SBL Releases Jobs Data from 2000-2010

graphThe SBL has posted Jobs Data here. As you would suspect, the data reflect a sharp decrease in tenure-track hiring around 2008, around the same time as the global economic downturn. A few tidbits:

In 2008 81.6% of positions listed were tenure track, but in 2009 51.1% were listed as tenure track and in 2010 61.0% were listed as tenure track.

…These findings may indicate that the job market for the 2009 academic year fundamentally changed, not only shrinking but reconfiguring with a greater emphasis on non-tenure-track employment. Hiring at the end of 2010 indicates an upward trend, but it is significantly down from historic highs. Hires for new positions accounted for 37.9% of positions from 2001 through 2007…

The data also support what most have been saying about academic employment in biblical studies:

…candidates should focus on acquiring a Ph.D., obtaining teaching experience, and ensuring that interdisciplinary teaching or research is part of their repertoire.

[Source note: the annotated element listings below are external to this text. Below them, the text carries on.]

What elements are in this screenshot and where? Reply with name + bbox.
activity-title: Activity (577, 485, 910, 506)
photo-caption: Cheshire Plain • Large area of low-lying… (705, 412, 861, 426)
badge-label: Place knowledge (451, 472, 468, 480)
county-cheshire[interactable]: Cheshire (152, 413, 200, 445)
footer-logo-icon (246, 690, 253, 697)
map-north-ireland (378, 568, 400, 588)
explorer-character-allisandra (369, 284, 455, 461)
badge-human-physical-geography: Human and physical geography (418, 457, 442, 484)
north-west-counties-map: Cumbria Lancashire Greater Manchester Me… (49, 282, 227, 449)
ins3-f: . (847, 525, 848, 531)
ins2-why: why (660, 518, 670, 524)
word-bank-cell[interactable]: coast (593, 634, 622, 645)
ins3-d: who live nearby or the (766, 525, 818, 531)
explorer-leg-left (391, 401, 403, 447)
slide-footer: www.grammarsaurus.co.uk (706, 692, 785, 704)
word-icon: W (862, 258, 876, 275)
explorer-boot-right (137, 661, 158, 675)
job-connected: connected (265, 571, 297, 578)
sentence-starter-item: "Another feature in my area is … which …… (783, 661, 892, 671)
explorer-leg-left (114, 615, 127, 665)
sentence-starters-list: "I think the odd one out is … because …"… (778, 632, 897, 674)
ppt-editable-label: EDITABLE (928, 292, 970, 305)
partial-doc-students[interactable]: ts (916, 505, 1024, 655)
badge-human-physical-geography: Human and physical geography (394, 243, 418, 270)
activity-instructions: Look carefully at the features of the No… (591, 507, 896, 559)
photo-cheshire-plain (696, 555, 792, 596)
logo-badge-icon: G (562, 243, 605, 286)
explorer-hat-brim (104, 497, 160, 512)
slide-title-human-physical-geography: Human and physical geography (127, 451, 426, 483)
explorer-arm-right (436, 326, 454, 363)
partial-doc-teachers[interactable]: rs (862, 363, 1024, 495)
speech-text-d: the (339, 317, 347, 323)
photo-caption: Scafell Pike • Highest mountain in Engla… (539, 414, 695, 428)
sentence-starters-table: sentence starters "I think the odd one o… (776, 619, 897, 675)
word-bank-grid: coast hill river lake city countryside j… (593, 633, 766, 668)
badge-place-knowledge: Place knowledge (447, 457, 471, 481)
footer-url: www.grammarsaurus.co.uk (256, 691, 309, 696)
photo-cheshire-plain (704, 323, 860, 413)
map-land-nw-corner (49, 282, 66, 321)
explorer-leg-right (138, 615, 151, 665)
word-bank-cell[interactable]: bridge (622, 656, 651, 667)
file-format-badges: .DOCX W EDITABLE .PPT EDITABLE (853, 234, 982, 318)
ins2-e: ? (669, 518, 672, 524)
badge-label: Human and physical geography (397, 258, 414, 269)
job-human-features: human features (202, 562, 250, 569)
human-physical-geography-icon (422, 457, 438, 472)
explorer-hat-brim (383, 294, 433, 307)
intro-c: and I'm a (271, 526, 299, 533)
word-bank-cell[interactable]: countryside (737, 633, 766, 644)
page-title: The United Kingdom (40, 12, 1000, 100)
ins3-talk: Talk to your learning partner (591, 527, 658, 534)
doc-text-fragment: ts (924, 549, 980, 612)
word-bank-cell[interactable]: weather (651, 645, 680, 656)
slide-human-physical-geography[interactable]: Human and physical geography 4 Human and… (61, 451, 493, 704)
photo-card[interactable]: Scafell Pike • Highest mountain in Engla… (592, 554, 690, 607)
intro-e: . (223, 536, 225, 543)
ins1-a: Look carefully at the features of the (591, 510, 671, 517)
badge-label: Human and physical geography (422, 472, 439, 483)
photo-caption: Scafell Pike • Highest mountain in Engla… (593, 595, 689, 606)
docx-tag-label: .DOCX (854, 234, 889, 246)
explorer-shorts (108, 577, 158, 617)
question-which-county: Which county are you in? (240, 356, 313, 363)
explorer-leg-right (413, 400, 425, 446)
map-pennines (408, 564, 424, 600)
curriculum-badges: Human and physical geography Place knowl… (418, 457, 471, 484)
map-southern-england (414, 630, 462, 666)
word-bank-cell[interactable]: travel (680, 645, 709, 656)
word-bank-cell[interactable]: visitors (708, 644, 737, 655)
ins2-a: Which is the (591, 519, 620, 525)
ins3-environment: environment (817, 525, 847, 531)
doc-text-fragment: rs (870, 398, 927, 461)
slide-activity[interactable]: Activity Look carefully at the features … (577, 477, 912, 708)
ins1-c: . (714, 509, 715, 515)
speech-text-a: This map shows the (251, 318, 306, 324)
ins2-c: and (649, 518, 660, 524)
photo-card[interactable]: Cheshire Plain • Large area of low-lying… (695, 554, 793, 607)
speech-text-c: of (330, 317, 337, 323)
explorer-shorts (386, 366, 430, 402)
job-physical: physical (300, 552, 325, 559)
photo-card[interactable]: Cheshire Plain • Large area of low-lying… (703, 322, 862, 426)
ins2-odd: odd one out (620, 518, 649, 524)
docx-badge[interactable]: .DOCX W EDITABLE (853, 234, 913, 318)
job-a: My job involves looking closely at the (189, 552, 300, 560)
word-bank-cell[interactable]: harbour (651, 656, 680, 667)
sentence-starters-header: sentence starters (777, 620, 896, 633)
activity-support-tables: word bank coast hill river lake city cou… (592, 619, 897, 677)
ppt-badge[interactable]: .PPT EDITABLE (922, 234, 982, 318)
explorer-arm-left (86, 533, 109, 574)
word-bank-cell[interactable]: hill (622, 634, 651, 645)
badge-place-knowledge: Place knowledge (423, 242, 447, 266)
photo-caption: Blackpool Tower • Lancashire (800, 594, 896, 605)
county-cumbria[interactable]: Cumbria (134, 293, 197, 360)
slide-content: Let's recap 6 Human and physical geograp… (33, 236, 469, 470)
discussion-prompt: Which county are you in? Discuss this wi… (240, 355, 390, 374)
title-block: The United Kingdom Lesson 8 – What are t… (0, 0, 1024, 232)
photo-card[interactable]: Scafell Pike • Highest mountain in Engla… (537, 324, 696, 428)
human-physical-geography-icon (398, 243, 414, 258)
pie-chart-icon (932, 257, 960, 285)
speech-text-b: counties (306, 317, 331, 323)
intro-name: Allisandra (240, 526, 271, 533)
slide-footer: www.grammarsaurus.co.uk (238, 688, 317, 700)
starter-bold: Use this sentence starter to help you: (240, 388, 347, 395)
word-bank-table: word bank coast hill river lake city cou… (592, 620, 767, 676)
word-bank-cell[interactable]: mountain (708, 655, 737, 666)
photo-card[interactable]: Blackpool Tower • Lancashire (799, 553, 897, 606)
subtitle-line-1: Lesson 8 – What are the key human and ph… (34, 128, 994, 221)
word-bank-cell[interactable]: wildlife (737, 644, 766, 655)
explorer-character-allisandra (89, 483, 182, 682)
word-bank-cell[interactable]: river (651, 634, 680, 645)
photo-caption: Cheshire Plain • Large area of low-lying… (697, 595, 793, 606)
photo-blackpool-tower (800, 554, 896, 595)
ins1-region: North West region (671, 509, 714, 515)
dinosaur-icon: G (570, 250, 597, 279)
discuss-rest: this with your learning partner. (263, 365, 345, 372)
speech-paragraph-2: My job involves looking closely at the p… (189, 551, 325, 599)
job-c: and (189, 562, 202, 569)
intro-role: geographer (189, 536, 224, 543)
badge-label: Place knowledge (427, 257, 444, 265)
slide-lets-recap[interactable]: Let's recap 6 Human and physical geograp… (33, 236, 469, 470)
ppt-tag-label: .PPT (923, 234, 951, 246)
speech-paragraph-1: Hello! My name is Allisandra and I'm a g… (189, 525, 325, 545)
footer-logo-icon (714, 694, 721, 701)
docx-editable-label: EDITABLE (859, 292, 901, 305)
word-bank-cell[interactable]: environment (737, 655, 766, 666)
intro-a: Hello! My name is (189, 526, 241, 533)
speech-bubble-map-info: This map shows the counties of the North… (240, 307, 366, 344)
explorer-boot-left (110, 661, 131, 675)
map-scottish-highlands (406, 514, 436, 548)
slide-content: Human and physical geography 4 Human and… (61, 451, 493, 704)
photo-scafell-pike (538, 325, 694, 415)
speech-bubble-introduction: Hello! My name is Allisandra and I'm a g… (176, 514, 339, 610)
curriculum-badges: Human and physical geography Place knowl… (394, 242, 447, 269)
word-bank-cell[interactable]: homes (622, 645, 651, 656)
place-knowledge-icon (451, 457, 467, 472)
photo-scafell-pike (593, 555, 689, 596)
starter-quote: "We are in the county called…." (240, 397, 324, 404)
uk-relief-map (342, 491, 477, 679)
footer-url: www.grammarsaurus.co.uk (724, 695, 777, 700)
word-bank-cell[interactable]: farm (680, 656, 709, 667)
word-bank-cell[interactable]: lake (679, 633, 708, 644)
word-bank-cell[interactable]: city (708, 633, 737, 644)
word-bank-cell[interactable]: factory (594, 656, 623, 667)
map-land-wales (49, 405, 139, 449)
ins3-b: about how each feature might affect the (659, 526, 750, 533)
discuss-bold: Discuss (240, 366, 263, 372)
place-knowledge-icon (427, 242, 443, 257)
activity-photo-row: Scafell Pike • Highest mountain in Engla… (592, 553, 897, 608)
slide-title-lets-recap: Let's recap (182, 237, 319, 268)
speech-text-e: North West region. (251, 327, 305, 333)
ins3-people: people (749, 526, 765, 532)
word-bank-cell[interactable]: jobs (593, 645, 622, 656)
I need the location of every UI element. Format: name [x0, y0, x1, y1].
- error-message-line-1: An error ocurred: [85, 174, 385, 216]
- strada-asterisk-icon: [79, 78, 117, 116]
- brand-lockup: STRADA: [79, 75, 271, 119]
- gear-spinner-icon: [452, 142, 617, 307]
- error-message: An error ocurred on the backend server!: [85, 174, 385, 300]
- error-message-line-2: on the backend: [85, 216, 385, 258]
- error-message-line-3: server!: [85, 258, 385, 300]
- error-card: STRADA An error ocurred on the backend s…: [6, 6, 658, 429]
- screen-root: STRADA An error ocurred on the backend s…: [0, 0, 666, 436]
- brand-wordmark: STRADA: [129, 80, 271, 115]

…The overwhelming majority of positions, averaging 66.9% from 2001 through 2007, require—not simply desire—a Ph.D. and 69.2% of positions either require or desire prior teaching experience. While only 9.7% of positions require interdisciplinary teaching or research, 25.2% desired evidence of the skill or experience.

A few other notes:

Positions at Special Focus institutions and Doctorate-granting institutions report the lowest course load at 5.0 and 5.1 courses per annum. Associate institutions report 5.4 courses per annum, while Baccalaureate institutions report 5.9 courses per annum. Master’s institutions reported the highest course load at 6.7 courses per annum.

Most hires would teach three to six courses per annum: 77.6% of not-for-profit institution ads and 77.2% of public institution ads indicated that hires would teach three to six courses per annum. Not-for-profit institutions, however, more frequently indicated a higher course load: 66.5% of not-for-profit institution ads indicated that hires would teach five to eight courses per annum, which compares with 51.8% of public institutions ads.